Oh, good! A committee!

The boys in the new club - the Southern Baptist "Great Commission Resurgence" Club - are so excited that delegates (sorry. "messengers") to the annual meeting voted for their committee. Everyone knows that the best way to spark renewed passion for the Great Commission is to appoint a committee to study the situation and bring back recommendations.

What a bunch of Baptists.

If you want to see real change in Southern Baptist churches, you can start with about two-thirds of their members getting saved.

Then you need to talk to the backsliders about lordship.

Then you should to talk to the superficial Christians about discipleship.

Then you ought to get everybody on their knees at the altar, confessing their sins and righting wrong relationships. (The Calvinists should set the example for the "weaker brothers" and be the first to apologize - for being arrogant know-it-alls.)

Then you should get each member to pick five unsaved people with whom to develop Kingdom relationships and pick five new believers to disciple.

Then you should all get on the church van and head over across the tracks and see how things are going in the real world.

Then some of you get on a bus and head cross country to help start a new church.
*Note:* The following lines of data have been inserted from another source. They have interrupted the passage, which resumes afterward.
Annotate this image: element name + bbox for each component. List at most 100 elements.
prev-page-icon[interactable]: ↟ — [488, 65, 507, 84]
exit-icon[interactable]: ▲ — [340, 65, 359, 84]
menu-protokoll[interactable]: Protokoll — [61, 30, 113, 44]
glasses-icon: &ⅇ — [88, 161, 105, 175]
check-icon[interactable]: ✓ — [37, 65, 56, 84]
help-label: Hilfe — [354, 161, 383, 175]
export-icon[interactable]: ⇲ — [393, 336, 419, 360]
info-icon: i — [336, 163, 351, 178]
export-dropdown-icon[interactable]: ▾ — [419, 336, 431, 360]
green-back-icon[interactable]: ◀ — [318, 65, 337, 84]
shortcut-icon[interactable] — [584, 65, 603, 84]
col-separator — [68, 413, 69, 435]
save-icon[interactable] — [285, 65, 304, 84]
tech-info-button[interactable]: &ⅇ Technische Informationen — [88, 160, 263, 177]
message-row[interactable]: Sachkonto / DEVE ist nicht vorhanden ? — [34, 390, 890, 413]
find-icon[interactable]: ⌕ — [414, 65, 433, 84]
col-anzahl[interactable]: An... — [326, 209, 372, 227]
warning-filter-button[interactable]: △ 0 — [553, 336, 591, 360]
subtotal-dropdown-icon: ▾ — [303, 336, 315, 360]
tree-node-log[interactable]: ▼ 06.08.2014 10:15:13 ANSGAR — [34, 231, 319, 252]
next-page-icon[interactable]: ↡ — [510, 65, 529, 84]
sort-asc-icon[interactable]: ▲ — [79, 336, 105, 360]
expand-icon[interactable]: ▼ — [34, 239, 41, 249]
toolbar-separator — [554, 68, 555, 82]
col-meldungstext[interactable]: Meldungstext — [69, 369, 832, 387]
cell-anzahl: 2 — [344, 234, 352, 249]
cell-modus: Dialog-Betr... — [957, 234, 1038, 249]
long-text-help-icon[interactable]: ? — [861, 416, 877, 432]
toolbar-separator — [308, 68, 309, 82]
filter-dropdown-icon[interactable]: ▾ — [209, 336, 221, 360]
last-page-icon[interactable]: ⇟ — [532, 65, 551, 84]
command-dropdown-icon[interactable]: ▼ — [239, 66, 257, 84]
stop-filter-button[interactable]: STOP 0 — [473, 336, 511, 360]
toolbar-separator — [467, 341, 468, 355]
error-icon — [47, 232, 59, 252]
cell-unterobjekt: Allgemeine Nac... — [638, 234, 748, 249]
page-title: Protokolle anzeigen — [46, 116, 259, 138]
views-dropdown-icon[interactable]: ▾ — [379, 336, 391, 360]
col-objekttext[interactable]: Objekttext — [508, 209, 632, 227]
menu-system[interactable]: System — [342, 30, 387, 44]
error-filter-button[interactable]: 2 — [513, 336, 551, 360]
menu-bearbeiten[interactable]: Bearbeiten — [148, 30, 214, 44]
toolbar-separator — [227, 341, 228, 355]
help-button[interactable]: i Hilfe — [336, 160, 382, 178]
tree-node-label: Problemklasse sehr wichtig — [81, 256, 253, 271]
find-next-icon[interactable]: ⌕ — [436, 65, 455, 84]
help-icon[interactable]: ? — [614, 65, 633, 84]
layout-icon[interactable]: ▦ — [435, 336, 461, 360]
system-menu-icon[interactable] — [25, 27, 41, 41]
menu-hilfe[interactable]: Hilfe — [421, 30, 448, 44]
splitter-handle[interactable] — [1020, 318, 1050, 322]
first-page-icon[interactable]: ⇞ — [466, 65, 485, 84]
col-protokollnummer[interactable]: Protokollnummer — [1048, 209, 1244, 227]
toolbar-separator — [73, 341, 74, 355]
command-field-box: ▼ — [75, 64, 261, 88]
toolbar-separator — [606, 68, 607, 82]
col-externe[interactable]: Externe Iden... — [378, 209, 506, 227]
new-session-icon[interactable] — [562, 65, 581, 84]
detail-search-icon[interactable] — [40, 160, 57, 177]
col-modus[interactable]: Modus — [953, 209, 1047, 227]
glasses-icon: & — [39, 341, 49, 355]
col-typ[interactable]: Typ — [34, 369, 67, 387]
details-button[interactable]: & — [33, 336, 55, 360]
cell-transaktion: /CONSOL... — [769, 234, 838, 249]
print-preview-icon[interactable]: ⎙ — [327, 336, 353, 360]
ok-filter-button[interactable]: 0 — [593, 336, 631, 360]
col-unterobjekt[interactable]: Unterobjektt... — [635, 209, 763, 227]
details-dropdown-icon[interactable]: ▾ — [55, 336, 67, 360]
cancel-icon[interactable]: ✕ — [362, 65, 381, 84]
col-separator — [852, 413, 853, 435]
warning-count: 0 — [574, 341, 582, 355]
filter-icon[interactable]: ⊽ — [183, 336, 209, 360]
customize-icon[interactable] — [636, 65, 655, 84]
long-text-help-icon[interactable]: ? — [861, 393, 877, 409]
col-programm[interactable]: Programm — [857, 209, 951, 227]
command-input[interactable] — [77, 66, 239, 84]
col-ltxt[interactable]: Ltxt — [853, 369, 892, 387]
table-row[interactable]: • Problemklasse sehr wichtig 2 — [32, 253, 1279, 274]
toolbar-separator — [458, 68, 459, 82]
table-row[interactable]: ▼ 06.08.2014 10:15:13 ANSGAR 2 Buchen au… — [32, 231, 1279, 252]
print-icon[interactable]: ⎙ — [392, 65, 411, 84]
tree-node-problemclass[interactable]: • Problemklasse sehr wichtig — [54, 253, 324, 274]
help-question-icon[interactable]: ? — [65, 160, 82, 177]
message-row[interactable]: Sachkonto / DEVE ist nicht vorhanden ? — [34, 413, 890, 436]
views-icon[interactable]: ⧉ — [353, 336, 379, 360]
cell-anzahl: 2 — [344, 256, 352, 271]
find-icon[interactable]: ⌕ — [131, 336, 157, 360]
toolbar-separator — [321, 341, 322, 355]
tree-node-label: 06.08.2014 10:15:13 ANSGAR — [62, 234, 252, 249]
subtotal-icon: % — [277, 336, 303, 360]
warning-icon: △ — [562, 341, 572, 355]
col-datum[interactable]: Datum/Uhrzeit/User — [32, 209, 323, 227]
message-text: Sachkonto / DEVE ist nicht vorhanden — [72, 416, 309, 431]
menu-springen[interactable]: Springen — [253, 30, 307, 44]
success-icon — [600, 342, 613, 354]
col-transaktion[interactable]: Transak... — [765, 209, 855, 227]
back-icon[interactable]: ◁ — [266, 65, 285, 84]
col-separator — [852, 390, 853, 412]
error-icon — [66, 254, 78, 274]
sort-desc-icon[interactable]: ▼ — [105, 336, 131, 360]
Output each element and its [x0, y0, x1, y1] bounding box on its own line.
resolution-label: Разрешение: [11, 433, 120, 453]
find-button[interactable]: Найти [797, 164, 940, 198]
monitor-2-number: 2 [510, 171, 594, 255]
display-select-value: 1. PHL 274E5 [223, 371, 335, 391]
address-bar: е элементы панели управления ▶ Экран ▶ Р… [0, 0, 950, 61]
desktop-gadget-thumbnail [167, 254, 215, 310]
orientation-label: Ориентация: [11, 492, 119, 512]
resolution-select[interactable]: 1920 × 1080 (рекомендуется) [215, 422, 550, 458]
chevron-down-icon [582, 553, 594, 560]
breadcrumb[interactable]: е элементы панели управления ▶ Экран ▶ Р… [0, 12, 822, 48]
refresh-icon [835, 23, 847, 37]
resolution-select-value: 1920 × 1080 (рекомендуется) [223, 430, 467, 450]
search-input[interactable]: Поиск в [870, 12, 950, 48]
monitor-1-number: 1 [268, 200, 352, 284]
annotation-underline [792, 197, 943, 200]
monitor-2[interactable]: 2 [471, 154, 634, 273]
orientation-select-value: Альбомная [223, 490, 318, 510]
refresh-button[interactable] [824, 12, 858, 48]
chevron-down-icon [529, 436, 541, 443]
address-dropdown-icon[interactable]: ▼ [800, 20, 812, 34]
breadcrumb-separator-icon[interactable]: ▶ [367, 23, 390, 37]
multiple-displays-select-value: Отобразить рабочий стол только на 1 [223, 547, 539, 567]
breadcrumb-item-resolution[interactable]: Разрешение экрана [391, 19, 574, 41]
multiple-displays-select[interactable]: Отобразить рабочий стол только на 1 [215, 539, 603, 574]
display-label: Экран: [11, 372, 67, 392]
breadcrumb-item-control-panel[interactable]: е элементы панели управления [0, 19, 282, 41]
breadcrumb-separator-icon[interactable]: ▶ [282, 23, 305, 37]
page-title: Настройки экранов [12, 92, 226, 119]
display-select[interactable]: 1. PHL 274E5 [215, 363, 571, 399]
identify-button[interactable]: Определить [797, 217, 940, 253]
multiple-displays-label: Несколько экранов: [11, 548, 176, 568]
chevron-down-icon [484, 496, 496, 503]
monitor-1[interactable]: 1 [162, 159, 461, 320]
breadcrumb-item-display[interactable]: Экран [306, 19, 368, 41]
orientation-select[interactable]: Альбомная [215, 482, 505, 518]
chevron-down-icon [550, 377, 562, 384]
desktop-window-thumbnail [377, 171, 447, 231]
And some others get on a plane and fly overseas to sit with people dying of AIDS.

Then everyone meet back here one year from today and we'll talk about all the great things God did while the GCR Committee was spending buckets of money, deliberating how to keep God's Southern Baptist Kingdom out of the crapper. (Mark Driscoll told me it was "missional" to use that word in this context.)

These boys make all kinds of noise about passion for the Great Commission. Then they form a committee to talk about reorganizing the denomination.

Oh, yes, that ought to work. I mean, it worked for Jesus, right?